Plato’s influence on Western philosophy (and culture in general) has been profound. One of the central ideas in Plato’s work is his Theory of Forms. The Theory of the Forms is what is known as a metaphysical theory. Metaphysics, in a broad sense, refers to theories about how reality is fundamentally or in general. It is one of the most abstract branches of philosophy. For Plato, his Theory of the Forms is the foundation for most of his subsequent philosophical work.

Plato was one of the two most important philosophers of Ancient Greece, along with Aristotle. He lived in Athens during the 5th century BCE. Between Plato, Aristotle and some of the earlier philosophers (so-called Pre-Socratic philosophers) like Parmenides and Heraclitus, the Greeks developed philosophy in a form which is still recognizable to philosophers today.

Plato was the student of Socrates, and much of Plato’s work takes the form of dialogues between Socrates and a wide range of conversation partners.
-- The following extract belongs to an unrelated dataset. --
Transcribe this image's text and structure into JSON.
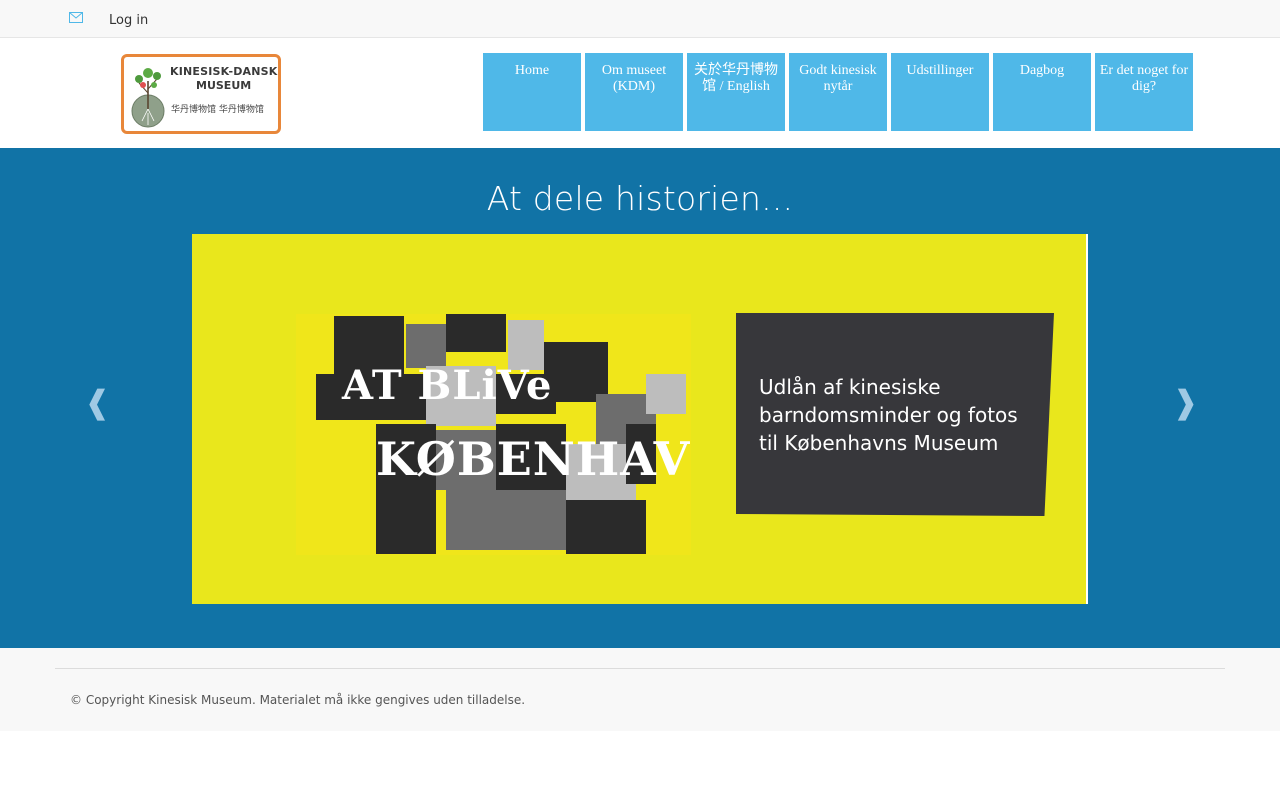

Socrates was probably a real man, but it is very hard to distinguish how much of Plato’s work is original, or reporting the beliefs of his mentor (as it purports to be).

The Theory of Forms is one of Plato’s most important theories. It is a central assumption of much of his philosophical work, and it is very hard to understand Plato at all without understanding this theory.

We’ve already said that Plato’s metaphysical theory is known as the Theory of the Forms. But what are Forms? Don’t forms have to be forms of something else? So, what exactly is this a theory of? Well, to understand this we have to understand that Plato was one of those philosophers – of whom there have been many – who thinks that the way things really are is quite different from the way things appear to be. Indeed, the distinction between appearance and reality is arguably the core Platonic distinction.

For Plato, the Forms of what is really real, and they are the Form of certain things that appear to us. If that sounds complicated, consider this analogy. Imagine you are looking at a table.It has various qualities that are particular to that table: it’s made of mahogany, it has thin legs, it is placed near to a window (and so on).

But there might be certain qualities which qualify it to be a table – in other words, certain qualities which explain how and why it is similar to other things we call tables. For Plato, the idea of a table is something we might be able to abstract from various individual tables, and that abstraction would be the Form of the table. Forms are these abstract, ideal entities. We cannot perceive them directly

Plato makes a great number of arguments in favour of his Theory of the Forms, and there isn’t enough space to cover all of these arguments here. Indeed, because the Theory of the Forms crops up in a wide range of Plato’s writings there is a lot of scholarly controversy over whether we should speak about Plato as having a Theory of the Forms, several, or none at all.

Moreover, because Plato’s writings take the form of dialogues and therefore leave the reader to decide on the correct interpretation, the Theory of the Forms is thrown into further doubt.

One quite famous ambiguity is over the kind of things which have corresponding forms. At certain points, it seems as though Plato thinks only quite abstract qualities – like goodness, truth or beauty – have corresponding forms. However, at other points it seems like even ordinary objects – like the table in the example above – might have forms as well.

Probably the most famous argument Plato makes for the Theory of the Forms comes by way of the following analogy. Plato asks us to imagine that we are in a cave. All around us is darkness. The only think we can see is on the wall before us, where a light is shone and shadow figures dance on the wall. These are being manipulated by unseen tormenters.

For Plato, this is what the world of ordinary appearances is like. Plato then asks us to imagine that we break our bonds and escape out into the open air. We see flowers and trees and everything else clearly, as it really is. The light we see by is no longer the obscure light of the cave but the bright, clear light of the sun. For Plato, this is what the World of the Forms is like.

In short, Plato’s Theory of the Forms is one of the most important theories in Western philosophy, in spite of controversies over how it should be interpreted. Plato argues for it using the famous cave analogy, and then goes on to use it to underpin many of his subsequent philosophical theories.